CISA hat am 5. August 2026 drei Schwachstellen in den KEV-Katalog aufgenommen. Die Behörde verweist dabei auf Belege für aktive Ausnutzung in freier Wildbahn. Genannt werden eine Schwachstelle in Langflow, CVE-2026-34486 in Apache Tomcat und CVE-2026-18556 in N-able N-central.
Zu N-able N-central nennt der Quelltext CVE-2026-18556 mit einem CVSS-Wert von 8,2 und beschreibt die Lücke als Umgehung der Authentifizierung. Bemerkenswert ist laut Vorlage, dass ein unvollständiger Fix N-able zu einem neuen Patch gezwungen hat, der als CVE-2026-18577 mit ebenfalls CVSS 8,2 geführt wird. CVE-2026-18577 war bereits am Montag in den KEV-Katalog aufgenommen worden. Die jetzige Entwicklung deutet darauf hin, dass beide Schwachstellen von Bedrohungsakteuren ausgenutzt werden.
Zur Ausnutzung der Langflow-Lücke liegen derzeit keine Details vor. Der Quelltext hält jedoch fest, dass Sicherheitsprobleme in der Open-Source-Plattform für die Entwicklung von KI-Anwendungen in den vergangenen Monaten wiederholt von Angreifern als Werkzeug genutzt wurden.

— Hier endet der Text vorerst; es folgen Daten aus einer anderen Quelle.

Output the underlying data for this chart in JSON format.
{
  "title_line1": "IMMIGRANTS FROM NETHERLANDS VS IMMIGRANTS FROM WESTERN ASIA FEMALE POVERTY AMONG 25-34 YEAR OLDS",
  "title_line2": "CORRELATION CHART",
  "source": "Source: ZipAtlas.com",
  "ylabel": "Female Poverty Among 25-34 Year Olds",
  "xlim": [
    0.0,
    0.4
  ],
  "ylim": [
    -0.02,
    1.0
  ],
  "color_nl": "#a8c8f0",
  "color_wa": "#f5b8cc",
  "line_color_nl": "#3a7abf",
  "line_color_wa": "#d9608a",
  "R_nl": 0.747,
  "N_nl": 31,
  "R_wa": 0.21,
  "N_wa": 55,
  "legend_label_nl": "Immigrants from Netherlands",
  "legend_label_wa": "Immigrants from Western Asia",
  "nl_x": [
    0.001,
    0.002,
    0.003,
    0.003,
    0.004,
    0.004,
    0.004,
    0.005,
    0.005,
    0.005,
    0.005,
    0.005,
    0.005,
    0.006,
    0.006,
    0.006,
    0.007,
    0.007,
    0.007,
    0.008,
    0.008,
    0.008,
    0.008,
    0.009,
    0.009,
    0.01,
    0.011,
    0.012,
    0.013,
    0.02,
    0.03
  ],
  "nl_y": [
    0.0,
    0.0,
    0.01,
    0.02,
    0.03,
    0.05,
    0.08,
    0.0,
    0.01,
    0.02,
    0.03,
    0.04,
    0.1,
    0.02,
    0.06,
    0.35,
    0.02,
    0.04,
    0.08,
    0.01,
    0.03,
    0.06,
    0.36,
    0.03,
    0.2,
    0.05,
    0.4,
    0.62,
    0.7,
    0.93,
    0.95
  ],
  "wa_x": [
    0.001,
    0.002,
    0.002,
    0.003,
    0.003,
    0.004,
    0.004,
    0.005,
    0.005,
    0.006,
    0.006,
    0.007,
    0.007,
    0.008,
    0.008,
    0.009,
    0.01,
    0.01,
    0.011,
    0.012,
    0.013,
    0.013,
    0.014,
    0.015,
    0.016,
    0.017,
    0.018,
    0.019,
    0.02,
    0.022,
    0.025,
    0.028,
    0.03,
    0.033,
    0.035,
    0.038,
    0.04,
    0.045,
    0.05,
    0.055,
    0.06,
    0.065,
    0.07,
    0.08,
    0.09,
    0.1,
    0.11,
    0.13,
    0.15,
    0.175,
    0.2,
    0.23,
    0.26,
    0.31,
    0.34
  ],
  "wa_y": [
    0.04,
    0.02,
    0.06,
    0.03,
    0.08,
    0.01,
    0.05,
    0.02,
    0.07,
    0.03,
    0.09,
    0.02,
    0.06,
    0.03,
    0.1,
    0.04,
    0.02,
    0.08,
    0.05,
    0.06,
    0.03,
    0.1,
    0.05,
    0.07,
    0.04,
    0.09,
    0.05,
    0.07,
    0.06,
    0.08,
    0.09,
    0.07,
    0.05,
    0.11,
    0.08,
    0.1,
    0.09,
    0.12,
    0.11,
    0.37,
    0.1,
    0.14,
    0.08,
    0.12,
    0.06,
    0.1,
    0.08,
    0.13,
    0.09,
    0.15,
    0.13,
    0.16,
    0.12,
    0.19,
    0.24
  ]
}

Die Ausnutzung von CVE-2026-34486 in Apache Tomcat wird hingegen einer KI-gestützten autonomen Angriffskampagne zugeschrieben. Laut dem Quelltext soll sie von einem chinesischsprachigen Bedrohungsakteur unter den Aliasen knaithe und KnYuan orchestriert worden sein. Der in Zhuhai in China verortete Akteur habe DeepSeek über das Framework Hermes Agent als offensiven Operator eingesetzt, um im Internet erreichbare Systeme anzugreifen.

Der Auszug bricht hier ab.